【新・兜町INSIDE】公的年金が新運用枠?GPIF理事長に一家言あり

2017.01.11

 公的年金を運用する年金積立金管理運用独立行政法人(GPIF)が6日、報道関係者を対象に懇談会を開く。懇談会では、高橋則広理事長が運用動向を説明するとあって、市場関係者の注目を集めそうだ。

 投資家の関心が最も強いのはESG(環境・社会・企業統治)投資。

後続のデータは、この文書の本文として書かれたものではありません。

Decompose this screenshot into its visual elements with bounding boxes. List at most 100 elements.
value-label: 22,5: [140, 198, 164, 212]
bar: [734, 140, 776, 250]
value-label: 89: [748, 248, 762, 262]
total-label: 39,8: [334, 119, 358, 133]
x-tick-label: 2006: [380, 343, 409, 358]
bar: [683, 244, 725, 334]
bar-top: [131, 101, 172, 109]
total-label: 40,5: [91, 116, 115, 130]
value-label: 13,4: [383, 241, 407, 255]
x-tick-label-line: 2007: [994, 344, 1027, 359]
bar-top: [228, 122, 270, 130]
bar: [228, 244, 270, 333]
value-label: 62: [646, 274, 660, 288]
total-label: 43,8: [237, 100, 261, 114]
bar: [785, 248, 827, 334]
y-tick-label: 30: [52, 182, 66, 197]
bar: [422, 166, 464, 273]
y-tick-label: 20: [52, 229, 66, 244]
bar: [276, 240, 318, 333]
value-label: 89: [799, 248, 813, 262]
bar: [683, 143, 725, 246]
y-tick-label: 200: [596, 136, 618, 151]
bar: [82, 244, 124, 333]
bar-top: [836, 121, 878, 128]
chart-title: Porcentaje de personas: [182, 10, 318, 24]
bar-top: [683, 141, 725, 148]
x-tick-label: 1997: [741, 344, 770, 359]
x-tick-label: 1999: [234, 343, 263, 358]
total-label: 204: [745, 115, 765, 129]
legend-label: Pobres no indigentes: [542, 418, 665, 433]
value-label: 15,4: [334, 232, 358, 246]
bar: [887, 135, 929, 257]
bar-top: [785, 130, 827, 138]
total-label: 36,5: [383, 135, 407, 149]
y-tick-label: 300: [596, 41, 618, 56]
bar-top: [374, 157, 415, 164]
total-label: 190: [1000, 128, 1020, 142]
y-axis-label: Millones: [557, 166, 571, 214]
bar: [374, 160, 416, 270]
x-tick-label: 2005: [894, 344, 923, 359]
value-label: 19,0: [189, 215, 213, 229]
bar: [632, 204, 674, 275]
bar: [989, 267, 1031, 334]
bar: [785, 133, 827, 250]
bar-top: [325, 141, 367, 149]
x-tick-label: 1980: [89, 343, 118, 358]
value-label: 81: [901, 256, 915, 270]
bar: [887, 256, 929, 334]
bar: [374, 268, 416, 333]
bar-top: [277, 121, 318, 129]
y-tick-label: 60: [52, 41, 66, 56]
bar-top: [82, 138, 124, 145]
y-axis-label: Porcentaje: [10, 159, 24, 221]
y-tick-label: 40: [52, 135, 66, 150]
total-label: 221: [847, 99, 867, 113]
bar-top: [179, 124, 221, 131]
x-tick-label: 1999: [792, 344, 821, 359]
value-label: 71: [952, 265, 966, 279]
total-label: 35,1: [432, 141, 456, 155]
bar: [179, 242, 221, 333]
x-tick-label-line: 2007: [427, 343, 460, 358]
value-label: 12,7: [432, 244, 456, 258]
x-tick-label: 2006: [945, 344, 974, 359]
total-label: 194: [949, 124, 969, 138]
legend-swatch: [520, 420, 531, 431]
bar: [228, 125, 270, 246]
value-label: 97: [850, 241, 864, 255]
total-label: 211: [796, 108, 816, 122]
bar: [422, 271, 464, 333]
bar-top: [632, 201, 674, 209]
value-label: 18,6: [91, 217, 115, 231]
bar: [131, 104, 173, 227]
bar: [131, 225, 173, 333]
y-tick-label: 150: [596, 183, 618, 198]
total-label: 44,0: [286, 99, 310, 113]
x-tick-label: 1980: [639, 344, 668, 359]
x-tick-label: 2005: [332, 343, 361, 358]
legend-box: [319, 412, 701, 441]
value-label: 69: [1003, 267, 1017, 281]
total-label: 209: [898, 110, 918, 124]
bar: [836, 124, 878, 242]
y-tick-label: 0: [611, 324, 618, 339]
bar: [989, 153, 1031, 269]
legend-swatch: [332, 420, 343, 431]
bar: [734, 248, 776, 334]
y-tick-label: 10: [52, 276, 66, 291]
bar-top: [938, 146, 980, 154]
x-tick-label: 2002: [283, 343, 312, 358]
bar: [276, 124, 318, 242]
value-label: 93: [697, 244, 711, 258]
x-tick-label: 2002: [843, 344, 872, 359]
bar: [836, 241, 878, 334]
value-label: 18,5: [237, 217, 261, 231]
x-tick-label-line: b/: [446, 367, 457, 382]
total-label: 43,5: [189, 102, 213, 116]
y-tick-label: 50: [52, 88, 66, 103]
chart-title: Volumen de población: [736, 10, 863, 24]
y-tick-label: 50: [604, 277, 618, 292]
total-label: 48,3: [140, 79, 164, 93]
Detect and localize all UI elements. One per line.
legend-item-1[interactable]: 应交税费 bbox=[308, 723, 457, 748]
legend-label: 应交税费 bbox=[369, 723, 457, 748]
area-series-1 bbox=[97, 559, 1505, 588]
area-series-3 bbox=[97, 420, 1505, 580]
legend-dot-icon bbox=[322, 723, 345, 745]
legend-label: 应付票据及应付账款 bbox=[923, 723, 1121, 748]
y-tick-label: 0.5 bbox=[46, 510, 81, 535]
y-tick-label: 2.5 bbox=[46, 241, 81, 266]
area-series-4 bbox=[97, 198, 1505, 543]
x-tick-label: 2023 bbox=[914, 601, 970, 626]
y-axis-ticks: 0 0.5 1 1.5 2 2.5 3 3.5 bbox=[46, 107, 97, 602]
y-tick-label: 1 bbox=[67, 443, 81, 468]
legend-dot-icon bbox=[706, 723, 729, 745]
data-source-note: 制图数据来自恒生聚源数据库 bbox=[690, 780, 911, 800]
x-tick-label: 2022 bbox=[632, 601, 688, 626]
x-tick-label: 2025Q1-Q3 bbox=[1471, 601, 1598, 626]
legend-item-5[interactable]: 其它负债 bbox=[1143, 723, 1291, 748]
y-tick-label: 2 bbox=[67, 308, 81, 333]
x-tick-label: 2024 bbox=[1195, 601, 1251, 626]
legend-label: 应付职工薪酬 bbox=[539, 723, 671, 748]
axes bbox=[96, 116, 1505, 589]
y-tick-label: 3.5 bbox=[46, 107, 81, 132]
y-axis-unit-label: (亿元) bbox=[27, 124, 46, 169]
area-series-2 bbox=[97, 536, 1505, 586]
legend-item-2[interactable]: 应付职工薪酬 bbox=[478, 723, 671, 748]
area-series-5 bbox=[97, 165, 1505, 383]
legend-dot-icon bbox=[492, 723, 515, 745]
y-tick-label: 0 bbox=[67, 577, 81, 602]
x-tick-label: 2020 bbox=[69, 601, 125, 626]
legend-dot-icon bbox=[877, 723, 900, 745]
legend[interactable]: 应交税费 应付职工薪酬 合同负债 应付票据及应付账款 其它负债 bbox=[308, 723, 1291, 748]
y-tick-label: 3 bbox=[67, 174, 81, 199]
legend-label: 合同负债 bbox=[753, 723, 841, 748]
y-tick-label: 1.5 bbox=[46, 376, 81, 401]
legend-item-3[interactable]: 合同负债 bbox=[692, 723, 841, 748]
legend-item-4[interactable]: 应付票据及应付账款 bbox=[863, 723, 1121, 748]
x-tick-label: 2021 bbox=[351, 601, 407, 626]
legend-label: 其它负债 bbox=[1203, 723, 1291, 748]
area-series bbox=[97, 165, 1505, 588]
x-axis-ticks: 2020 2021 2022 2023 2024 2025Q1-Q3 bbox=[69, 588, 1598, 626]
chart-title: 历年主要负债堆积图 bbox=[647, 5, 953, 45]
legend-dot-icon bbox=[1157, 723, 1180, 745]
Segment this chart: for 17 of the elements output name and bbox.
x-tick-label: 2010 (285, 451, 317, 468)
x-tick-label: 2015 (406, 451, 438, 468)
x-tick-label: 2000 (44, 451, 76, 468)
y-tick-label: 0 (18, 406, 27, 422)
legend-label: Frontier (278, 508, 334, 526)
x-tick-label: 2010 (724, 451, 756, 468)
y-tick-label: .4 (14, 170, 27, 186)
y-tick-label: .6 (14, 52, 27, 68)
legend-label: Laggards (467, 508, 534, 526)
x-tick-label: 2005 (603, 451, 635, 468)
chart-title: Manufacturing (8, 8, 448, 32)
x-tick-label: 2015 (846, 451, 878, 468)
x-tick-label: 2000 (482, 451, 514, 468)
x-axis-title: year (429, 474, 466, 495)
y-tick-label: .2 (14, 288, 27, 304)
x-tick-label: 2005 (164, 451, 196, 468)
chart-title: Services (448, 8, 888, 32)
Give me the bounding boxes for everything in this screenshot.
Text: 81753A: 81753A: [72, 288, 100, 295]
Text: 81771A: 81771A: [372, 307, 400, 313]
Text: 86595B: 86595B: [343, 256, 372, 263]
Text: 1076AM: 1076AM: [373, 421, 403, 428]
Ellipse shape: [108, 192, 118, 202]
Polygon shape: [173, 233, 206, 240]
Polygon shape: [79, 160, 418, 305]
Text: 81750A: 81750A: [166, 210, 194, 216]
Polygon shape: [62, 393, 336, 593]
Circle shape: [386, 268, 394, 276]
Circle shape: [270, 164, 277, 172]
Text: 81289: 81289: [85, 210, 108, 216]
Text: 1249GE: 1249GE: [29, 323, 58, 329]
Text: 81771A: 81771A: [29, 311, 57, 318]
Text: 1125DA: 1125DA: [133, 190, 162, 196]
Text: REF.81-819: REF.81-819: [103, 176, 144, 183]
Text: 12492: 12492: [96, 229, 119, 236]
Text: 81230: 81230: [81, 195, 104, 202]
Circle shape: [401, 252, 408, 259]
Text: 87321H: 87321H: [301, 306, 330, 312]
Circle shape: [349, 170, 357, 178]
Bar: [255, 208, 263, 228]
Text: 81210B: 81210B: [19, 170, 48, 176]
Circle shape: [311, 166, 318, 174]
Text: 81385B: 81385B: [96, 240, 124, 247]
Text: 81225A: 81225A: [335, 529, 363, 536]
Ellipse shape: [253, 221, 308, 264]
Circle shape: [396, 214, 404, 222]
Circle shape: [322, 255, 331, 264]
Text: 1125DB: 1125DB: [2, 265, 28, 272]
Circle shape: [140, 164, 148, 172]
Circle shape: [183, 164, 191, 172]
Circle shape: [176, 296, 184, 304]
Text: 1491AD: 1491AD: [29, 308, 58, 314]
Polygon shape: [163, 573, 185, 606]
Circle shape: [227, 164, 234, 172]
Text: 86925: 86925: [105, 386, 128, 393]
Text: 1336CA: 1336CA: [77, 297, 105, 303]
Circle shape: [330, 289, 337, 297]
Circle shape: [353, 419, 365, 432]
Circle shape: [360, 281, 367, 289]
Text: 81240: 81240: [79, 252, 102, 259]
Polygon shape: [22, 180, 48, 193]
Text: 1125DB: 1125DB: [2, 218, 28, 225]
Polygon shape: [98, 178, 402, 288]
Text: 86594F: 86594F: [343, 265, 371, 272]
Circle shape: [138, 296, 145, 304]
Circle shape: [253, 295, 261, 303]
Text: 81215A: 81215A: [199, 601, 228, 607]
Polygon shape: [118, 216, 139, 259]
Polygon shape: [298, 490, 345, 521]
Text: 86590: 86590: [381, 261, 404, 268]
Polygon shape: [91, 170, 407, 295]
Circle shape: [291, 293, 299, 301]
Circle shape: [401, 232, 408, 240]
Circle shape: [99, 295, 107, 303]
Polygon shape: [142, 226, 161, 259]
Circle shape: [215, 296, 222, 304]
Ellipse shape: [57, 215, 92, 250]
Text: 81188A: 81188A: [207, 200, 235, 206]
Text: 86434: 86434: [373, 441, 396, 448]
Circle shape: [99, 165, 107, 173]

地球環境への配慮や社会貢献、株主本位の統治体制の観点で銘柄を選定する投資スタイルで、欧州を中心に急速に広まりつつある。

 高橋理事長は昨年、ESGを推進する国連責任投資原則協会の理事に就任したことから、気の早い兜町の住人たちは、「GPIFはESG投資用の運用枠設定に動く」との見方も出ている。

 一方、GPIFを管轄する厚生労働省内では、現行3カ月ごとの運用状況開示を、半年か1年ごとに改める意見がくすぶっている。右肩上がりの株高と円安・ドル高でもない限り、四半期ベースで運用成績がマイナスに陥ることは避けられないが、実際には含み損が出ると厳しく批判されるためだ。懇談会では高橋理事長から、愚痴の一つも出てくるかもしれない。